BETA: Binarized Energy-Efficient Transformer Accelerator at the Edge
Yuhao Ji, Chao Fang, Zhongfeng Wang
TL;DR
This work tackles the challenge of edge deployment for binarized transformers by addressing inefficient QMM and energy overhead from multi-precision activations. It introduces a computation flow abstraction to reduce full-precision operations and a binarized Transformer accelerator, BETA, with a configurable QMM engine and high parallelism enabled by unfolding in DPUs. Key contributions include the abstraction that rewrites mixed-precision operations into cheaper components, a QMM engine supporting multiple activation precisions, and the ability to dynamically trade off efficiency and accuracy at the edge, demonstrated on a ZCU102 FPGA with $174$ GOPS/W and substantial gains over prior FPGA accelerators.

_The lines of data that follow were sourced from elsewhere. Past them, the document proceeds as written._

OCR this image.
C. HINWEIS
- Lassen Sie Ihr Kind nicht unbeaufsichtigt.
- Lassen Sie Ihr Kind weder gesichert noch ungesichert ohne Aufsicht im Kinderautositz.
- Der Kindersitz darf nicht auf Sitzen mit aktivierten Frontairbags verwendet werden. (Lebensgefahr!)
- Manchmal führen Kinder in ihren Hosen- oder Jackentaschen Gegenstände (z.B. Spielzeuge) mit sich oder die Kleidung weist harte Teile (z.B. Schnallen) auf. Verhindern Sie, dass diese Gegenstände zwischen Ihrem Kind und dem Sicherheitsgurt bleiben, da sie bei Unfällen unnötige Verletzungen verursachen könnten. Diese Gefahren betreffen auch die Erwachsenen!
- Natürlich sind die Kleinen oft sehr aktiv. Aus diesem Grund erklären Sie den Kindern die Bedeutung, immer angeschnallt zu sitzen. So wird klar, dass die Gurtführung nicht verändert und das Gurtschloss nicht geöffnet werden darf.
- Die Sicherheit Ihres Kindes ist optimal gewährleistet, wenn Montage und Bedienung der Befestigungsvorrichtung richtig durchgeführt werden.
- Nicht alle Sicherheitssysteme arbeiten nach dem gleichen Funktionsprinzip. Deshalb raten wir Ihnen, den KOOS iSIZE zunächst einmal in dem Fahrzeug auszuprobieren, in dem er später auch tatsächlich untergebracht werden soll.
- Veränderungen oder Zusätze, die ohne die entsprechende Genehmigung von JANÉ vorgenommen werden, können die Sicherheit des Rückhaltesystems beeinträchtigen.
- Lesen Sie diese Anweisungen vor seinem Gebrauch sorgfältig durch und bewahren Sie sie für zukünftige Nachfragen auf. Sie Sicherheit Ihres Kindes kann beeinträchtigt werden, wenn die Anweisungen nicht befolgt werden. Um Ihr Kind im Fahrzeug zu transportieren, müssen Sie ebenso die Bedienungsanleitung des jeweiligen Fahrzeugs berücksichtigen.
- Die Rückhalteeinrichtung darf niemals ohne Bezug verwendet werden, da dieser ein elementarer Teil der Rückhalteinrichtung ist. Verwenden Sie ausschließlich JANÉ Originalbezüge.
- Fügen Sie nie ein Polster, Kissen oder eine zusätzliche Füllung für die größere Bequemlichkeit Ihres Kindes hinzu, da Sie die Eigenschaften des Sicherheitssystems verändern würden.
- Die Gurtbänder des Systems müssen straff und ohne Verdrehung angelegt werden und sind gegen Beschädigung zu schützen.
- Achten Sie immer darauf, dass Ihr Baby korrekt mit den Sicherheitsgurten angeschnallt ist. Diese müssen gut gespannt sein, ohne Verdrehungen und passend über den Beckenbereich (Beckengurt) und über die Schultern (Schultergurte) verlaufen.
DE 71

The work highlights the practical potential of edge Transformer acceleration through precise computation reordering and flexible hardware design.
Abstract
Existing binary Transformers are promising in edge deployment due to their compact model size, low computational complexity, and considerable inference accuracy. However, deploying binary Transformers faces challenges on prior processors due to inefficient execution of quantized matrix multiplication (QMM) and the energy consumption overhead caused by multi-precision activations. To tackle the challenges above, we first develop a computation flow abstraction method for binary Transformers to improve QMM execution efficiency by optimizing the computation order. Furthermore, a binarized energy-efficient Transformer accelerator, namely BETA, is proposed to boost the efficient deployment at the edge. Notably, BETA features a configurable QMM engine, accommodating diverse activation precisions of binary Transformers and offering high-parallelism and high-speed for QMMs with impressive energy efficiency. Experimental results evaluated on ZCU102 FPGA show BETA achieves an average energy efficiency of 174 GOPS/W, which is 1.76~21.92x higher than prior FPGA-based accelerators, showing BETA's good potential for edge Transformer acceleration.